Juan Jacobo Muñoz Lemus

Tenía una relación de esas que se sienten bonitas. Le parecía que después de tantos trajines y desengaños llenos de traiciones y vergüenzas, había topado con alguien que sabía valorar su interior y con quien suponía entenderse solo con verse a los ojos.

Durante mucho tiempo se había cuidado de no sufrir o al menos así lo creía, con una especie de conjuro íntimo que a manera de letanía que solo ella entendía, la protegía de ser engañada y herida. Una de esas cosas compulsivas que se subordinan a alguna obsesión.

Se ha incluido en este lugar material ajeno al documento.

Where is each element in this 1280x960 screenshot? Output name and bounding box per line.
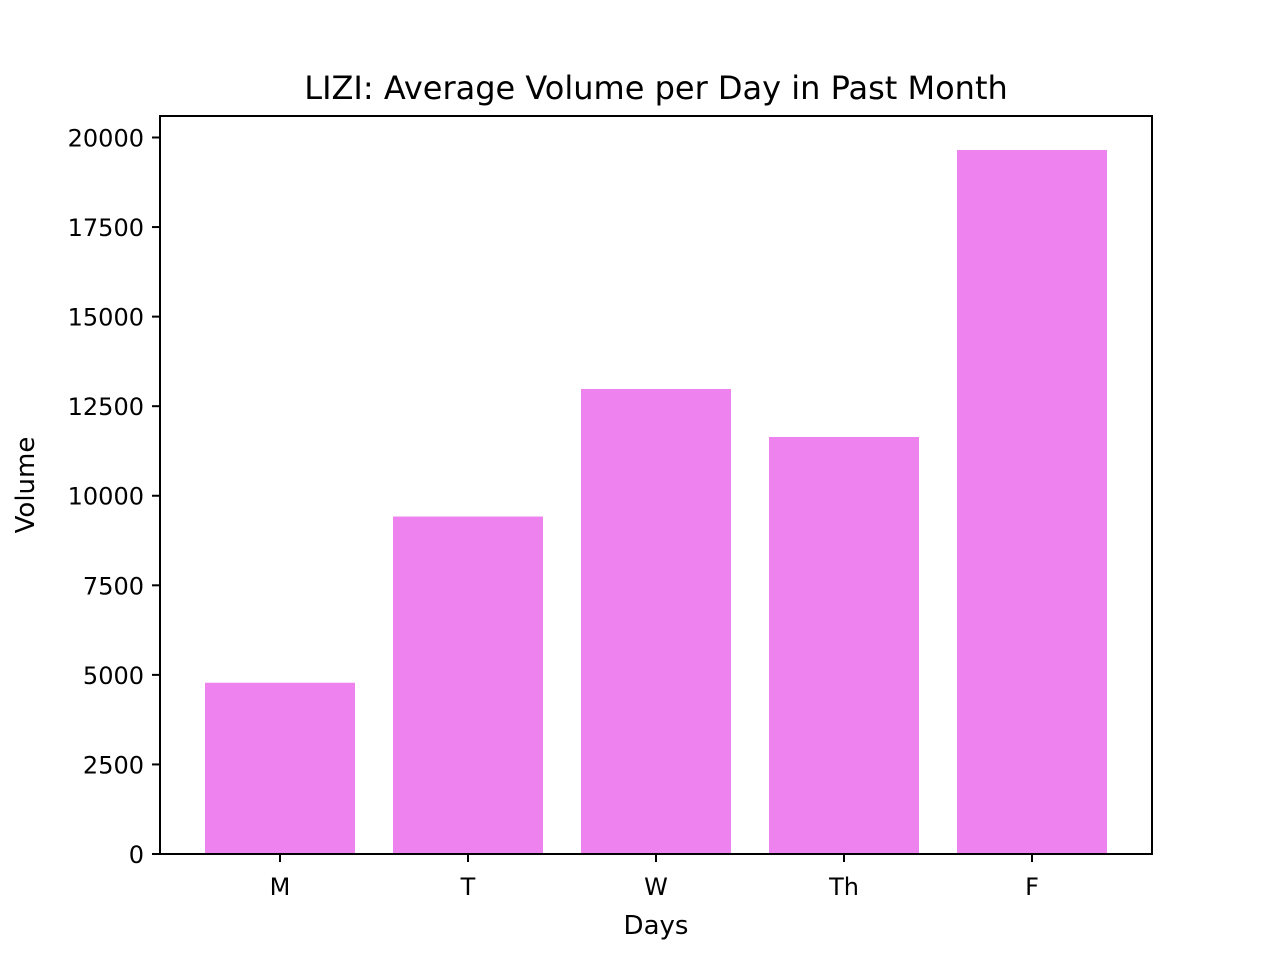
x-axis-ticks: M T W Th F: [270, 854, 1039, 901]
bar-m: [205, 682, 355, 854]
y-tick-label: 7500: [83, 572, 144, 600]
y-tick-label: 12500: [68, 393, 144, 421]
x-tick-label: F: [1025, 873, 1039, 901]
plot-frame: [159, 115, 1153, 855]
x-tick-label: T: [460, 873, 476, 901]
bar-t: [393, 516, 543, 854]
y-axis-ticks: 0 2500 5000 7500 10000 12500 15000 17500 20000: [68, 124, 160, 869]
y-tick-label: 20000: [68, 124, 144, 152]
y-tick-label: 10000: [68, 483, 144, 511]
bar-f: [957, 150, 1107, 854]
bar-th: [769, 436, 919, 854]
bars-group: [205, 150, 1107, 854]
x-tick-label: M: [270, 873, 291, 901]
y-tick-label: 17500: [68, 214, 144, 242]
chart-title: LIZI: Average Volume per Day in Past Mon…: [304, 69, 1008, 107]
y-tick-label: 15000: [68, 304, 144, 332]
x-tick-label: Th: [828, 873, 859, 901]
y-tick-label: 0: [129, 841, 144, 869]
x-axis-label: Days: [624, 911, 689, 941]
bar-w: [581, 388, 731, 854]
x-tick-label: W: [644, 873, 668, 901]
y-tick-label: 2500: [83, 751, 144, 779]
y-tick-label: 5000: [83, 662, 144, 690]
y-axis-label: Volume: [11, 437, 41, 534]
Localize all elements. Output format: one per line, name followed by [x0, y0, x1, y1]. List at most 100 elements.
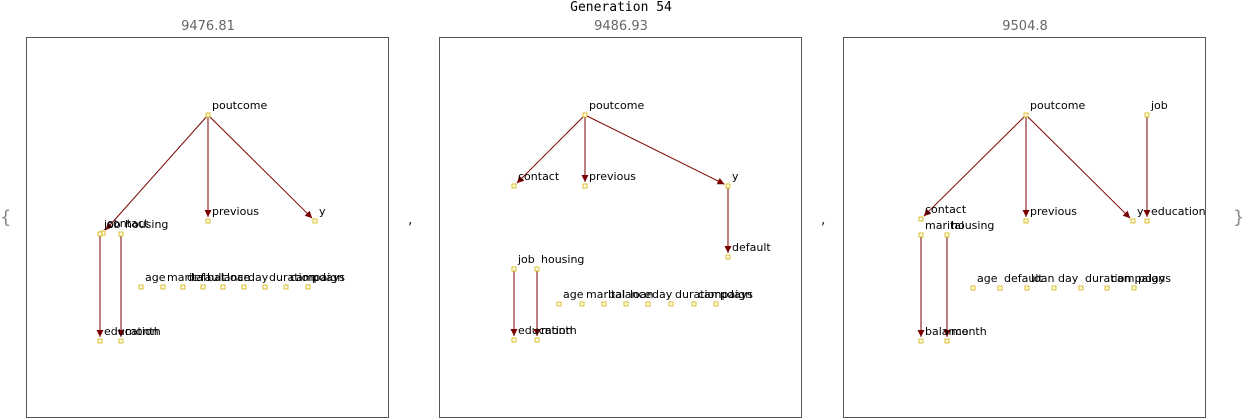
- node-y-marker: [725, 183, 731, 189]
- node-education-label: education: [1151, 205, 1206, 218]
- node-month-marker: [944, 338, 950, 344]
- generation-title: Generation 54: [570, 0, 672, 15]
- node-default-label: default: [1004, 272, 1043, 285]
- graph-1-panel: poutcome contact previous y job housing age mar…: [26, 37, 389, 418]
- node-campaign-marker: [1104, 285, 1110, 291]
- node-y-marker: [1130, 218, 1136, 224]
- node-loan-label: loan: [227, 271, 251, 284]
- node-month-marker: [118, 338, 124, 344]
- node-marital-label: marital: [586, 288, 625, 301]
- node-y-marker: [312, 218, 318, 224]
- node-campaign-label: campaign: [290, 271, 344, 284]
- edge-poutcome-contact: [105, 114, 209, 231]
- node-housing-label: housing: [125, 218, 168, 231]
- graph-2-score: 9486.93: [594, 19, 648, 34]
- node-default-marker: [997, 285, 1003, 291]
- node-duration-label: duration: [269, 271, 315, 284]
- edge-poutcome-y: [207, 114, 313, 219]
- node-housing-marker: [534, 266, 540, 272]
- node-day-marker: [241, 284, 247, 290]
- node-previous-label: previous: [1030, 205, 1077, 218]
- node-previous-marker: [582, 183, 588, 189]
- graph-2-panel: poutcome contact previous y default job housin…: [439, 37, 802, 418]
- node-y-label: y: [1137, 205, 1144, 218]
- node-balance-marker: [601, 301, 607, 307]
- graph-1-score: 9476.81: [181, 19, 235, 34]
- node-marital-marker: [579, 301, 585, 307]
- open-brace: {: [0, 207, 12, 228]
- node-contact-label: contact: [518, 170, 560, 183]
- node-pdays-label: pdays: [720, 288, 753, 301]
- node-poutcome-label: poutcome: [589, 99, 644, 112]
- node-default-label: default: [732, 241, 771, 254]
- node-campaign-label: campaign: [1111, 272, 1165, 285]
- node-loan-label: loan: [630, 288, 654, 301]
- node-loan-marker: [1024, 285, 1030, 291]
- node-contact-marker: [918, 216, 924, 222]
- node-marital-marker: [160, 284, 166, 290]
- node-month-label: month: [541, 324, 577, 337]
- node-pdays-label: pdays: [1138, 272, 1171, 285]
- graph-1-canvas: poutcome contact previous y job housing age mar…: [96, 99, 345, 344]
- node-age-marker: [556, 301, 562, 307]
- node-education-marker: [97, 338, 103, 344]
- graph-3-canvas: poutcome job contact previous y education mari…: [917, 99, 1206, 344]
- node-age-label: age: [145, 271, 166, 284]
- node-balance-label: balance: [608, 288, 652, 301]
- node-housing-marker: [944, 232, 950, 238]
- node-job-label: job: [103, 218, 121, 231]
- edge-poutcome-y: [1025, 114, 1131, 219]
- node-contact-label: contact: [925, 203, 967, 216]
- node-loan-marker: [220, 284, 226, 290]
- node-day-marker: [645, 301, 651, 307]
- node-duration-marker: [668, 301, 674, 307]
- node-job-label: job: [1150, 99, 1168, 112]
- node-duration-label: duration: [675, 288, 721, 301]
- node-balance-marker: [200, 284, 206, 290]
- node-month-label: month: [951, 325, 987, 338]
- node-pdays-label: pdays: [312, 271, 345, 284]
- node-age-label: age: [977, 272, 998, 285]
- node-campaign-marker: [691, 301, 697, 307]
- node-age-marker: [138, 284, 144, 290]
- node-job-marker: [1144, 112, 1150, 118]
- node-job-label: job: [517, 253, 535, 266]
- node-y-label: y: [319, 205, 326, 218]
- node-job-marker: [97, 231, 103, 237]
- separator-1: ,: [408, 212, 413, 228]
- graph-2-canvas: poutcome contact previous y default job housin…: [510, 99, 771, 343]
- node-campaign-marker: [283, 284, 289, 290]
- node-education-label: education: [518, 324, 573, 337]
- node-housing-label: housing: [541, 253, 584, 266]
- node-month-marker: [534, 337, 540, 343]
- node-previous-marker: [205, 218, 211, 224]
- node-duration-marker: [262, 284, 268, 290]
- node-housing-label: housing: [951, 219, 994, 232]
- edge-poutcome-y: [584, 114, 725, 185]
- node-day-label: day: [652, 288, 673, 301]
- node-education-marker: [511, 337, 517, 343]
- node-default-label: default: [187, 271, 226, 284]
- node-previous-label: previous: [589, 170, 636, 183]
- node-pdays-marker: [713, 301, 719, 307]
- node-contact-label: contact: [107, 217, 149, 230]
- node-housing-marker: [118, 231, 124, 237]
- node-duration-label: duration: [1085, 272, 1131, 285]
- node-day-label: day: [248, 271, 269, 284]
- node-default-marker: [725, 254, 731, 260]
- node-previous-label: previous: [212, 205, 259, 218]
- node-balance-label: balance: [207, 271, 251, 284]
- node-month-label: month: [125, 325, 161, 338]
- node-marital-label: marital: [925, 219, 964, 232]
- node-marital-marker: [918, 232, 924, 238]
- node-day-marker: [1051, 285, 1057, 291]
- node-job-marker: [511, 266, 517, 272]
- node-poutcome-marker: [582, 112, 588, 118]
- node-poutcome-marker: [205, 112, 211, 118]
- node-default-marker: [180, 284, 186, 290]
- node-previous-marker: [1023, 218, 1029, 224]
- node-poutcome-marker: [1023, 112, 1029, 118]
- close-brace: }: [1233, 208, 1242, 228]
- node-day-label: day: [1058, 272, 1079, 285]
- node-loan-label: loan: [1031, 272, 1055, 285]
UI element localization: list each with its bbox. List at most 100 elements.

De todos modos, a nadie le importaba, solo a ella. Al final estaba hablando de su vida.

El caso es que se conoció con aquel hombre y luego de un ostracismo de tiempo, se atrevió a salir de la crisálida para exponerse a esa metamorfosis que promete el amor, o la ilusión en su defecto. Lo hizo cargada con sus premisas básicas, con las que siempre construía todos los silogismos que tenían que ver con ella, su opinión de sí misma y su papel en la vida.

Premisas hay muchas. Decimos que a alguien le va bien porque hace dinero, o que es admirable porque tiene algún talento. En su caso, cuando se trataba de hombres no podía ver sus defectos, pero si se trataba de ella misma era lo único que se veía. Digamos que no se tenía mucha fe.

Sintió cosas, como otras veces, y enamorada de sus sensaciones envolvió con sus ideales a aquel hombre, que si mucho le sirvió de pantalla de proyección a todos sus anhelos inconscientes. Por supuesto que él también era un inconsciente porque hizo lo mismo con ella, y así, ambos coincidieron en ser el uno para el otro. Se veían a los ojos y en silencio parecían decirse que algo les debía la vida porque ahora les pagaba con ellos.

Preferían no hablar de la suerte, y aunque no había ningún diseño o un plan definido, cambiaron la casualidad por la causalidad y se declararon súbditos del destino. Juntos fueron construyendo un camino de tiempo corto, en el que, a pesar de lo reciente, los recuerdos pasaban de ser un modesto registro a una apoteósica interpretación.

Se extralimitaron, y como ya se sabe, cuando se intenta desafiar a la realidad, se encuentra el límite que hace retroceder. Es como estirar un hule, no importa a donde lo llevemos, tenderá a regresar a su posición natural o a veces peor, a romperse. Pero es difícil entrar en razón, que es como aceptar el sacrificio, bajar expectativas, ponerse a trabajar y ser humilde. Toda situación incomprensible sugiere un capricho.

La situación dio de sí, el hombre se enredó con otra. En las historias todos son culpables, solo hay una forma de no serlo, no ser parte. De ahí que a la gente solo le queda decorar su tragedia y dramatizar el fracaso. Hasta parece que la vida sin drama no tiene sentido, como si nadie quisiera sentir el gusto que da la tranquilidad.

Sintió odio, culpa, venganza, vergüenza y amor. Si hubiera querido, no habría podido tener emociones más básicas. No quería perdonar al infiel como si ella tuviera algo que ver y sin entender que todo era una cosa de él consigo mismo. Pero es comprensible que quisiera tener vela en el entierro y así se aferraba a su sed de justicia, como pasa con cualquier rito, que no convierte, pero convence.

Bien lo dijo Haracourt: partir, es morir un poco. Ella no quería morir, quería quedarse, aunque fuera rabiando; no se atrevía a ser olvidada, no lo podía tolerar.